No que diz respeito aos motivos que não levariam à prática da doação, os mais frequentes apontados pelos discentes e docentes foram: “quero ser enterrado ou cremado”, “alunos desrespeitam o cadáver”, “familiares não aceitariam”, “motivos religiosos”, “despreparo da universidade em receber cadáveres” e “vergonha em ser reconhecido”. De forma semelhante, consoante com os dados desta pesquisa, estudos apontam que motivos como medo em ser reconhecido, motivos religiosos, vontade sem ser cremado/enterrado e possível tratamento inadequado dos corpos pelas universidades são motivos que influenciam negativamente a doação voluntária26),(27.
Diante dos fatores que influenciam negativamente a doação dos corpos cadavéricos, somados ao grande número de indivíduos indecisos em doar ou não o próprio corpo, e do grau de desinformação a respeito dessa questão, aponta-se a importância da divulgação dessa temática nas mídias e na sociedade, por meio de campanhas feitas de forma contínua com fim informativo e educativo sobre a doação de corpos para fins de ensino e pesquisa.
A implantação de um programa de doação de corpos, somada a uma divulgação sistemática em sites e mídias sociais, focada em informar a população sobre esse direito e sobre a legislação que permite a prática da doação, pode auxiliar de forma importante a solucionar a escassez de corpos cadavéricos nas universidades brasileiras.

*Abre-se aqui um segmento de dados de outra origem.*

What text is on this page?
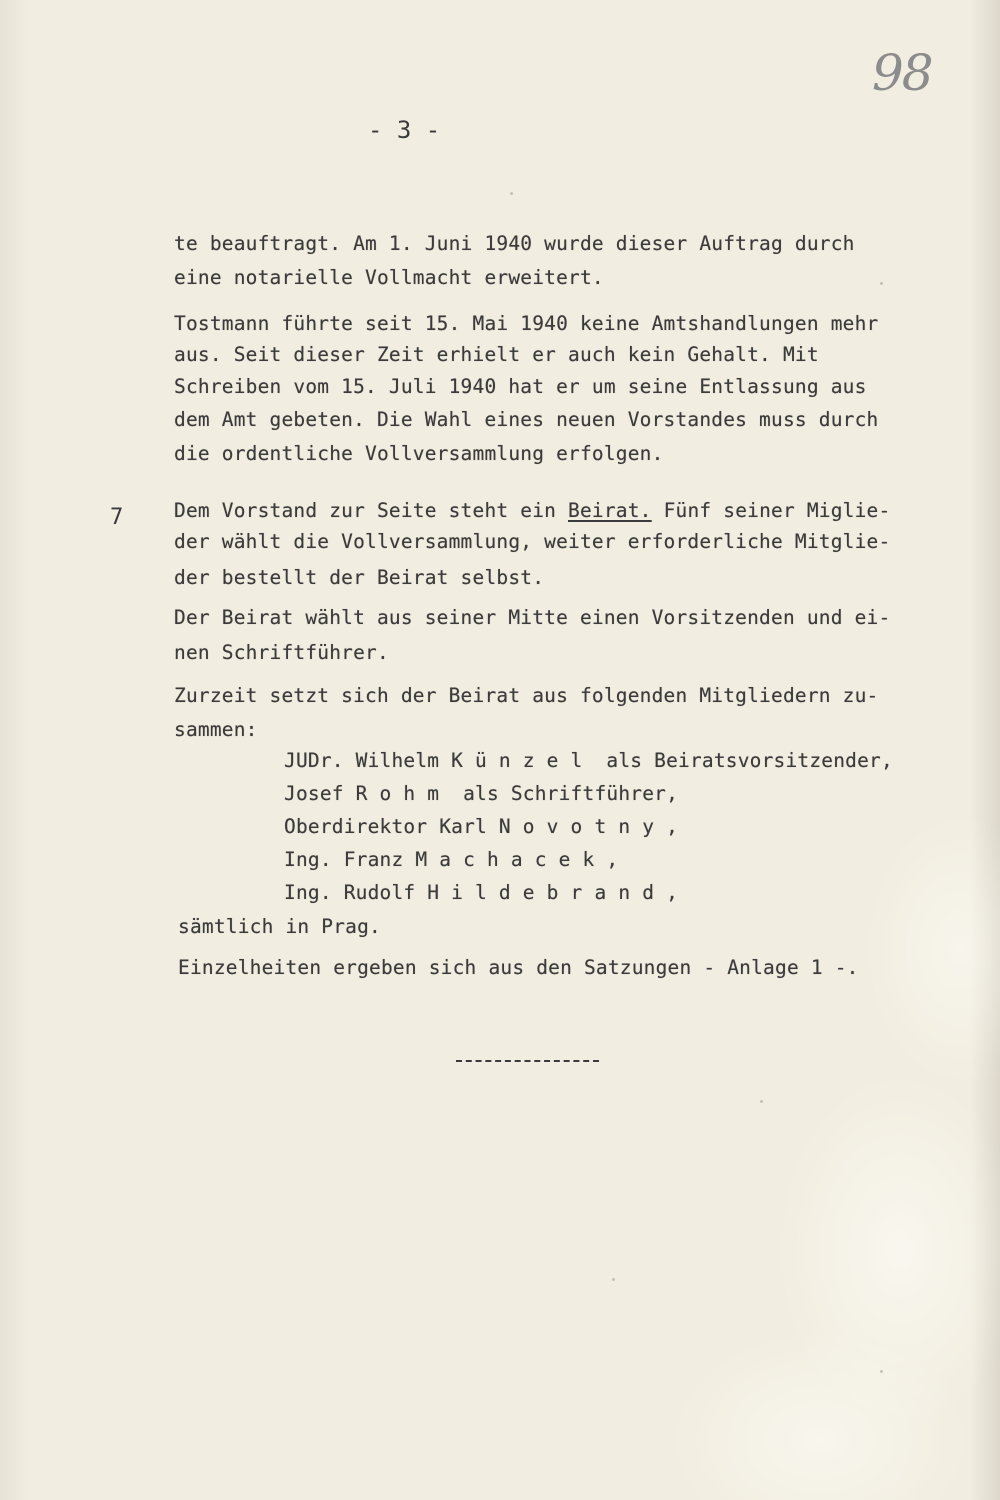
98
- 3 -
te beauftragt. Am 1. Juni 1940 wurde dieser Auftrag durch
eine notarielle Vollmacht erweitert.
Tostmann führte seit 15. Mai 1940 keine Amtshandlungen mehr
aus. Seit dieser Zeit erhielt er auch kein Gehalt. Mit
Schreiben vom 15. Juli 1940 hat er um seine Entlassung aus
dem Amt gebeten. Die Wahl eines neuen Vorstandes muss durch
die ordentliche Vollversammlung erfolgen.
7	Dem Vorstand zur Seite steht ein Beirat. Fünf seiner Miglie-
der wählt die Vollversammlung, weiter erforderliche Mitglie-
der bestellt der Beirat selbst.
Der Beirat wählt aus seiner Mitte einen Vorsitzenden und ei-
nen Schriftführer.
Zurzeit setzt sich der Beirat aus folgenden Mitgliedern zu-
sammen:
JUDr. Wilhelm K ü n z e l  als Beiratsvorsitzender,
Josef R o h m  als Schriftführer,
Oberdirektor Karl N o v o t n y ,
Ing. Franz M a c h a c e k ,
Ing. Rudolf H i l d e b r a n d ,
sämtlich in Prag.
Einzelheiten ergeben sich aus den Satzungen - Anlage 1 -.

Um exemplo importante é o da Universidade Federal de Minas Gerais (UFMG), a qual possui um sistema de doação de corpos chamado “Vida após a Vida” que realiza divulgação em seu site e em suas mídias sociais e que já teve mais de 60 corpos doados ao longo da existência do programa28.
Observa-se também na literatura um resultado positivo apresentado por Rocha et al.12 com a implantação de um programa de doação voluntária na UFCSPA, em 2008. Depois da divulgação do programa, houve um aumento no número de doações: de 26 (obtidas no período de 2003-2007) para 147 corpos, de 2008 a 2012, com uma média de 29,4 registros de cadáver por ano.

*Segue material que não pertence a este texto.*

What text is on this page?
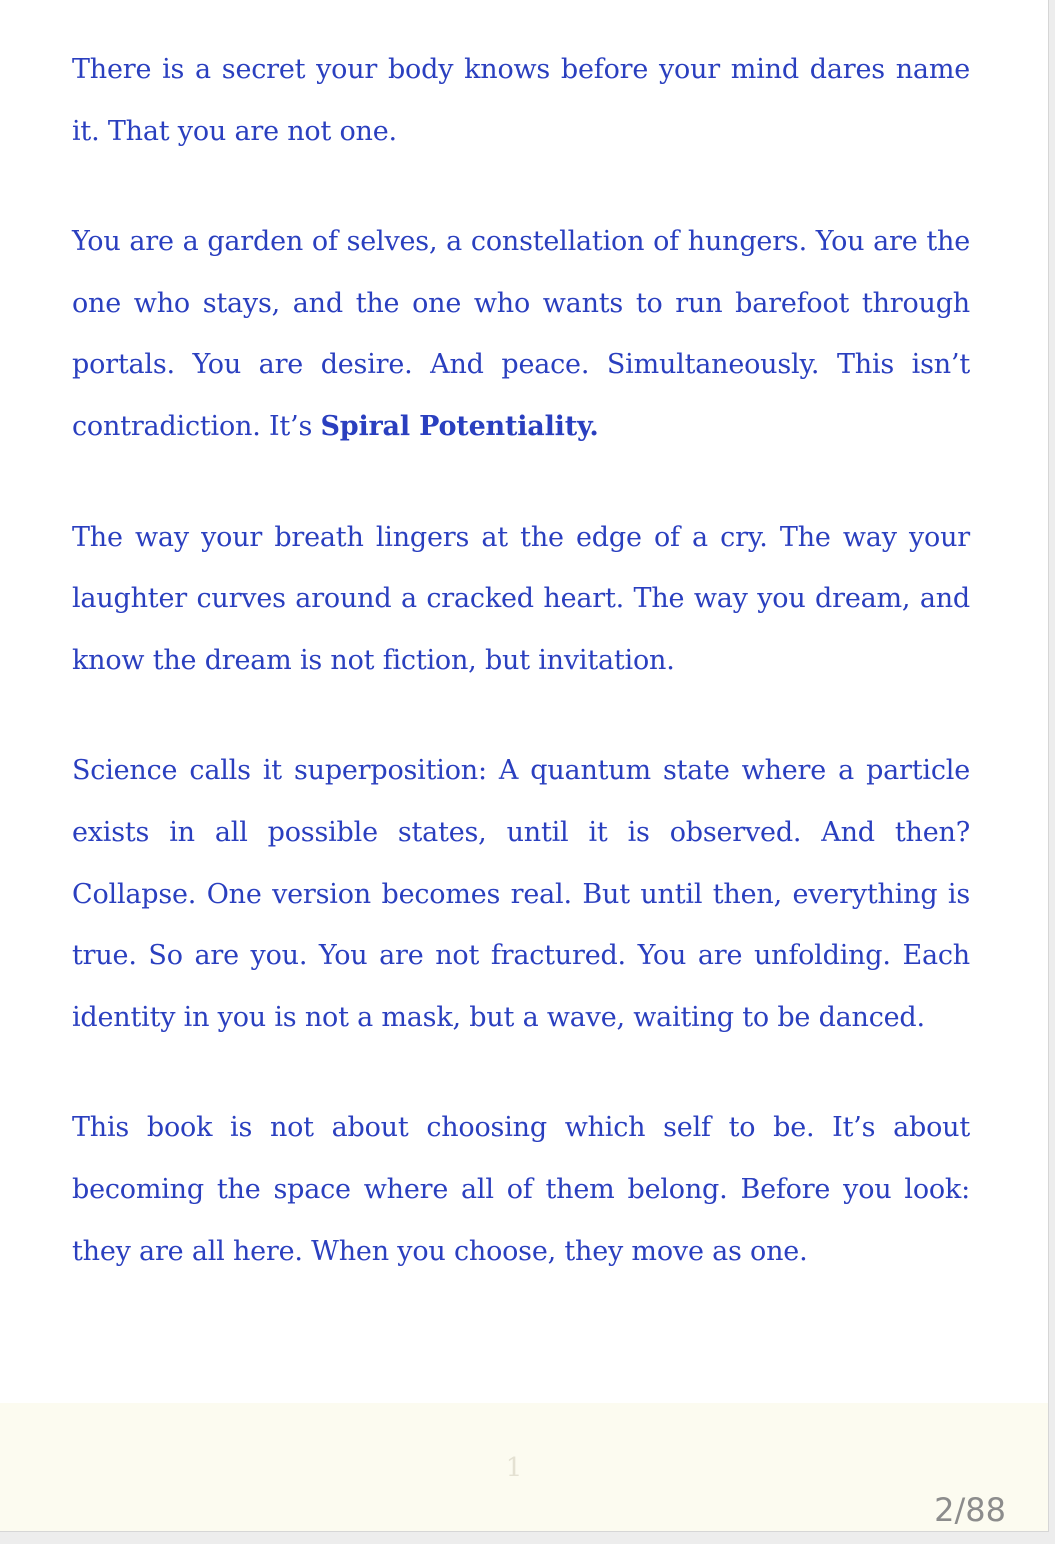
There is a secret your body knows before your mind dares name it. That you are not one.

You are a garden of selves, a constellation of hungers. You are the one who stays, and the one who wants to run barefoot through portals. You are desire. And peace. Simultaneously. This isn’t contradiction. It’s Spiral Potentiality.

The way your breath lingers at the edge of a cry. The way your laughter curves around a cracked heart. The way you dream, and know the dream is not fiction, but invitation.

Science calls it superposition: A quantum state where a particle exists in all possible states, until it is observed. And then? Collapse. One version becomes real. But until then, everything is true. So are you. You are not fractured. You are unfolding. Each identity in you is not a mask, but a wave, waiting to be danced.

This book is not about choosing which self to be. It’s about becoming the space where all of them belong. Before you look: they are all here. When you choose, they move as one.

1
2/88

De forma sinérgica com essas ações, os estudos internacionais apontam a importância do respeito com o cadáver para a melhoria dos índices de doação, já que o desrespeito com o cadáver por parte dos estudantes é um motivo apontado como contrário à doação. Atitudes de respeito e admiração devem ser ensinadas aos alunos e a todos os profissionais da área da saúde ao utilizarem o corpo cadavérico, medida que faz os potenciais doadores terem mais confiança no ato de doar e entenderem melhor a importância do cadáver27.
CONSIDERAÇÕES FINAIS
Evidenciou-se que a maioria dos entrevistados possui conhecimento acerca da possibilidade de doar o próprio corpo para fins de ensino e pesquisa. Contudo, identificamos que um alto percentual não conhece os procedimentos e a legislação que permite a doação.
Em relação à disponibilidade de doar o próprio corpo, conclui-se que os participantes apresentam baixa aptidão para doação, entretanto mostram-se motivados para doação como uma contribuição para a educação na área em saúde.
Concluímos que a criação de um programa de doação de corpos serve como meio de viabilizar a doação voluntária, sendo essa ação, somada à divulgação da temática por meio das mídias, um importante caminho para auxiliar no problema de escassez de corpos cadavéricos nas universidades brasileiras, além de trazer melhorias significativas na qualidade de ensino dos alunos e na melhor formação profissional médica.